The electronic inventory tracking system monitored daily by the state is supposed to track the medical marijuana from seed through the sale to a dispensary and a patient or caregiver, including information from the identification card presented by the patient or caregiver.

It also must include daily sales, prices paid and systems to track the recall of defective medical marijuana and plant waste.

Will there be a tax on medical marijuana?

Yes. The bill imposes a 5 percent tax on the gross receipts that a grower or processor gets from the sale of medical marijuana to another grower or processor or a dispensary. However, the sales are exempt from the state sales tax.

What will the fees and taxes from medical marijuana be used for? 

Forty percent will go to the Department of Health for its operations and outreach, and 30 percent will be used for medical treatment research.

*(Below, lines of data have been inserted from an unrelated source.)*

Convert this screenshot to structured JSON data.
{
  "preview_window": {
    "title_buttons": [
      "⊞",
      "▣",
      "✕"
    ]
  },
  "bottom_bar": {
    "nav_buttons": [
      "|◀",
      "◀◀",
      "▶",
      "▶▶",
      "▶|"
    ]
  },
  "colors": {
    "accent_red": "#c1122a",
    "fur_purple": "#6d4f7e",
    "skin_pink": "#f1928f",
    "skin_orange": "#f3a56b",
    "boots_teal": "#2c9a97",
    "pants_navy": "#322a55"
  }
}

Another 15 percent will go to help medical marijuana patients and caregivers with the costs of background checks, identity cards or purchasing the product; 10 percent will go to the Department of Drug and Alcohol Programs for drug abuse prevention, counseling and treatment; and 5 percent will be used for local law enforcement grants.

How did local legislators vote on the bill?

Of Lancaster County’s 13 local state legislators, 10 voted against the bill.

The yes votes came from the county’s only Democratic representative, Mike Sturla of Lancaster city, and Reps. Mark Gillen and Jim Cox, Republicans who represent smaller portions of the municipalities near Berks County.

The Associated Press contributed to this story.